Man kennt es aus Actionfilmen: Wenn Tom Cruise ein Spezialteam für eine Mission Impossible braucht, werden die Besten der Besten rekrutiert. Das Team arbeitet sofort optimal zusammen, jede Person bringt ihr Fachgebiet ein, exakt das Wissen, das benötigt wird.
Die Filme lassen aber ein wichtiges Element meist aus: Effektive Zusammenarbeit will gelernt sein und klappt nicht einfach so. Denn instinktiv wenden Menschen auch destruktive Mechanismen an - zum Beispiel, wenn sie Ideen vorzeitig verwerfen. Das ist oft auch in IT-Projekten zu bemerken, wo besonders häufig mit Daten als "objektive Wahrheit" argumentiert wird, aber in Wirklichkeit viel Subjektives dahintersteckt.

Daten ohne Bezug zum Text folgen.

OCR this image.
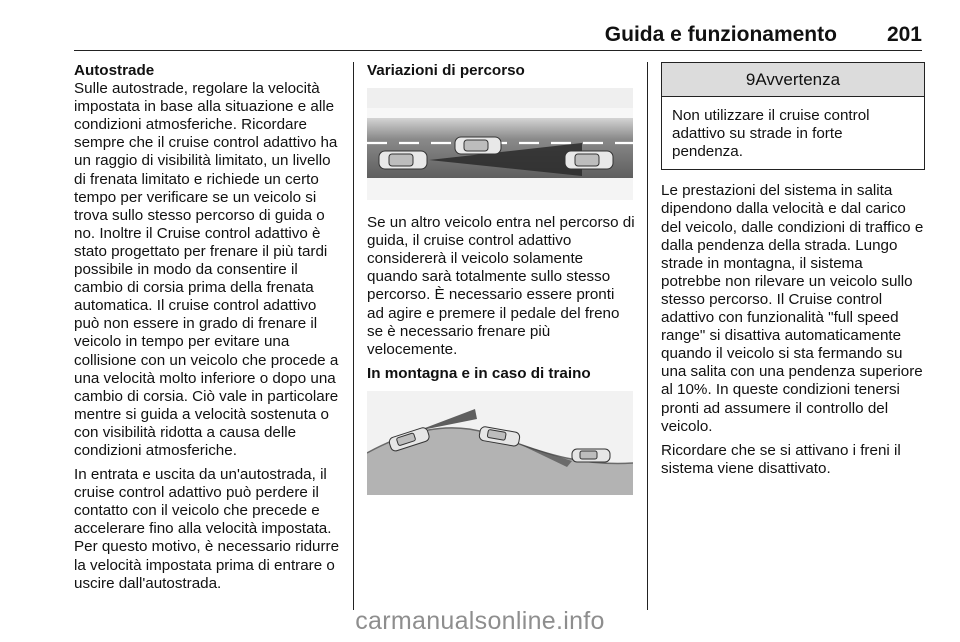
Guida e funzionamento 201
Autostrade

Sulle autostrade, regolare la velocità impostata in base alla situazione e alle condizioni atmosferiche. Ricordare sempre che il cruise control adattivo ha un raggio di visibilità limitato, un livello di frenata limitato e richiede un certo tempo per verificare se un veicolo si trova sullo stesso percorso di guida o no. Inoltre il Cruise control adattivo è stato progettato per frenare il più tardi possibile in modo da consentire il cambio di corsia prima della frenata automatica. Il cruise control adattivo può non essere in grado di frenare il veicolo in tempo per evitare una collisione con un veicolo che procede a una velocità molto inferiore o dopo una cambio di corsia. Ciò vale in particolare mentre si guida a velocità sostenuta o con visibilità ridotta a causa delle condizioni atmosferiche.

In entrata e uscita da un'autostrada, il cruise control adattivo può perdere il contatto con il veicolo che precede e accelerare fino alla velocità impostata. Per questo motivo, è necessario ridurre la velocità impostata prima di entrare o uscire dall'autostrada.

Variazioni di percorso

Se un altro veicolo entra nel percorso di guida, il cruise control adattivo considererà il veicolo solamente quando sarà totalmente sullo stesso percorso. È necessario essere pronti ad agire e premere il pedale del freno se è necessario frenare più velocemente.

In montagna e in caso di traino
9Avvertenza

Non utilizzare il cruise control adattivo su strade in forte pendenza.

Le prestazioni del sistema in salita dipendono dalla velocità e dal carico del veicolo, dalle condizioni di traffico e dalla pendenza della strada. Lungo strade in montagna, il sistema potrebbe non rilevare un veicolo sullo stesso percorso. Il Cruise control adattivo con funzionalità "full speed range" si disattiva automaticamente quando il veicolo si sta fermando su una salita con una pendenza superiore al 10%. In queste condizioni tenersi pronti ad assumere il controllo del veicolo.

Ricordare che se si attivano i freni il sistema viene disattivato.

carmanualsonline.info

Zum Beispiel hat in einem Team wohl jedes Mitglied ein Faible für eine bestimmte Programmiersprache - weil sie dem eigenen Stil entspricht oder man gute Erfahrungen damit gemacht hat. In einer Diskussion um die geeignete Programmiersprache für ein Projekt wird aber selten gesagt "Ich mag sie lieber", sondern eher "Dieser Stil ist objektiv besser lesbar" oder "Der Compiler kann hier effizienteren Code produzieren". Es sind Argumente, die objektiv erscheinen, weil sie technisch klingen, in Wirklichkeit aber einen großen subjektiven Faktor haben.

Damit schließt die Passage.